En Nouvelle-Calédonie, la "galère" au quotidien d'une tribu cernée par les barrages
Les bras de Kenji Dawano tremblent d'épuisement, mais il ne peut pas lâcher le sac de riz en équilibre sur sa tête. Il a encore de la marche avant d'atteindre son fief indépendantiste de Nouvelle-Calédonie, que...
Les bras de Kenji Dawano tremblent d'épuisement, mais il ne peut pas lâcher le sac de riz en équilibre sur sa tête. Il a encore de la marche avant d'atteindre son fief indépendantiste de Nouvelle-Calédonie, que les forces de l'ordre ont cerné de barrages.
"Ils veulent nous pourrir la vie!", peste le jeune Kanak, une fois passé un premier check-point tenu par des gendarmes, contrôlant sous un chapiteau de fortune les papiers d'identité ainsi que tout ce qui entre et sort de la tribu de Saint-Louis, au sud de Nouméa, qui n'est plus accessible qu'à pied.
Depuis plus de deux mois, les autorités ont coupé cet axe stratégique menant vers le sud de l'île, en raison de l'insécurité sur le tronçon qui longe la forêt abritant la tribu, où deux hommes recherchés ont été tués la semaine dernière par les forces de l'ordre: 12 et 13e victimes des troubles qui secouent l'archipel depuis mai.
Saint-Louis s'est retrouvée isolée. Ses habitants contraints à la débrouille, en transportant leurs courses dans des brouettes ou des caddies sur la route départementale parsemée de quelques banderoles anticolonialistes.

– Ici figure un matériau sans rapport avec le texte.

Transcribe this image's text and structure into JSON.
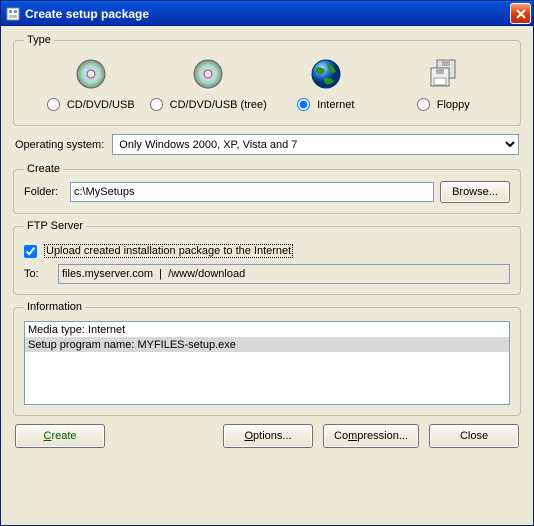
{
  "window": {
    "title": "Create setup package"
  },
  "type_group": {
    "legend": "Type",
    "options": {
      "cd": "CD/DVD/USB",
      "cdtree": "CD/DVD/USB (tree)",
      "internet": "Internet",
      "floppy": "Floppy"
    },
    "selected": "internet"
  },
  "os": {
    "label": "Operating system:",
    "value": "Only Windows 2000, XP, Vista and 7"
  },
  "create_group": {
    "legend": "Create",
    "folder_label": "Folder:",
    "folder_value": "c:\\MySetups",
    "browse": "Browse..."
  },
  "ftp_group": {
    "legend": "FTP Server",
    "upload_label": "Upload created installation package to the Internet",
    "upload_checked": true,
    "to_label": "To:",
    "to_value": "files.myserver.com  |  /www/download"
  },
  "info_group": {
    "legend": "Information",
    "line1": "Media type: Internet",
    "line2": "Setup program name: MYFILES-setup.exe"
  },
  "buttons": {
    "create": "Create",
    "options": "Options...",
    "compression": "Compression...",
    "close": "Close"
  }
}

Aller au travail ou à l'école s'est mué en expéditions sur une bande d'arrêt d'urgence.
Sous blocus
"C'est galère. On est contrôlés tout le temps. Même les sacs des enfants, ils les fouillent (pour éviter que des armes n'entrent, NDLR). On en a marre", résume Kenji Dawano, au bord des larmes, devant un nouveau barrage 100 mètres plus loin.

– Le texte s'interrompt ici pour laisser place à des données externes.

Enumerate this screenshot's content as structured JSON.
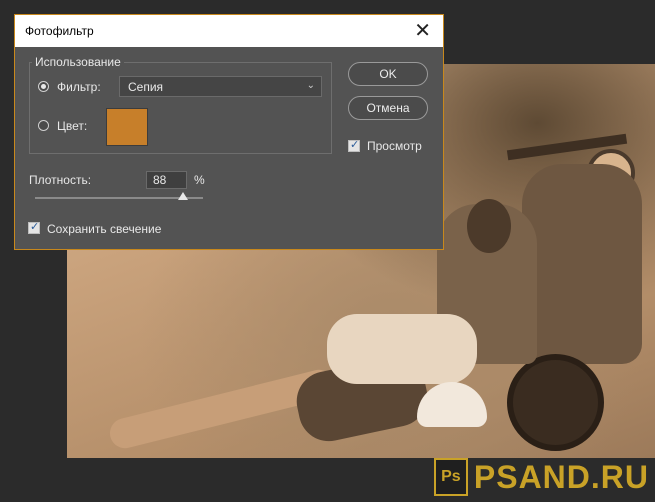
{
  "dialog": {
    "title": "Фотофильтр",
    "group_title": "Использование",
    "filter_label": "Фильтр:",
    "filter_value": "Сепия",
    "color_label": "Цвет:",
    "color_swatch": "#c77f2a",
    "ok_label": "OK",
    "cancel_label": "Отмена",
    "preview_label": "Просмотр",
    "preview_checked": true,
    "density_label": "Плотность:",
    "density_value": "88",
    "density_unit": "%",
    "density_fraction": 0.88,
    "preserve_label": "Сохранить свечение",
    "preserve_checked": true,
    "filter_selected": true
  },
  "watermark": {
    "ps": "Ps",
    "brand": "PSAND.RU",
    "color": "#c9a227"
  },
  "accent_border": "#c8881c"
}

Désormais, des blindés barrent la route, où ont été entassés des sacs de sable marron, pour s'isoler des tirs - souvent à l'arme de chasse - provenant de la zone boisée: plus de 300 ont visé les gendarmes depuis juillet, assure sur place le colonel de gendarmerie Pierre Jaillargeat.
Le terre-plein central menant à la tribu, à 200 mètres en s'enfonçant à travers la végétation, est maculé de grenades de désencerclement usées, stigmates des affrontements qui émaillent cette route, "lieu le plus dangereux de Nouvelle-Calédonie", affirme-t-il.
Les violences sont le fait d'une "bande armée au sein de la tribu", qui a multiplié ces dernières semaines les exactions et les "carjacking", ce qui "nous a contraints à fermer cette route (pour) ne pas mettre en danger les automobilistes", insiste le gradé.
Pour les quelque 1.200 habitants de Saint-Louis, qui ont publié lundi un communiqué également signé des chefs de tribu, les autorités ont plutôt érigé "un mur de Berlin" aux relents "coloniaux".
"Nos terres sont mises sous blocus, notre population affamée et notre jeunesse exécutée", dénoncent-ils, à la veille d'une journée sous haute surveillance sur tout l'archipel, où 6.000 policiers, gendarmes et militaires ont été déployés.
Jour férié et sensible en Nouvelle-Calédonie, le 24 septembre marque la prise de possession du "Caillou" par la France.
Plus personne n'écoute
Saint-Louis "est une prison à ciel ouvert", juge pour sa part Lucile (qui a refusé de donner son patronyme), une grand-mère de 68 ans en "colère" après une marche de sept kilomètres.
"On parle des jeunes, mais ça nous pénalise nous aussi. Les jeunes (qui se sont soulevés depuis mai) ont répondu à un appel politique, c'est la politique qui doit régler" cette situation, peste cette Kanak, cheveux courts et fines lunettes, qui fait une halte devant un cabanon au toit de tôle tagué de slogans indépendantistes et hostiles au gouvernement.
Les autorités assurent que ces barrages seront levés une fois obtenue la reddition ou l'interpellation d'une trentaine de jeunes "délinquants" jugés ultra-radicaux et "très déterminés".
"On a parlé aux jeunes, mais ils ne veulent pas écouter, plus personne n'écoute les chefs", alors "on laisse faire" les autorités, s'est résigné un autre ancien de la tribu, Jacob Noraro, 76 ans, de retour de courses avec du pain et des plantes médicinales.
Pour éviter à sa famille de subir les conditions de vie actuelles à Saint-Louis, le retraité en chemise à fleurs a conseillé à ses enfants de vivre "en dehors du barrage" pour quelque temps encore.
En attendant que la route soit de nouveau accessible, "on continue à marcher", lâche Lucile. Avant de s'enfoncer à travers la forêt.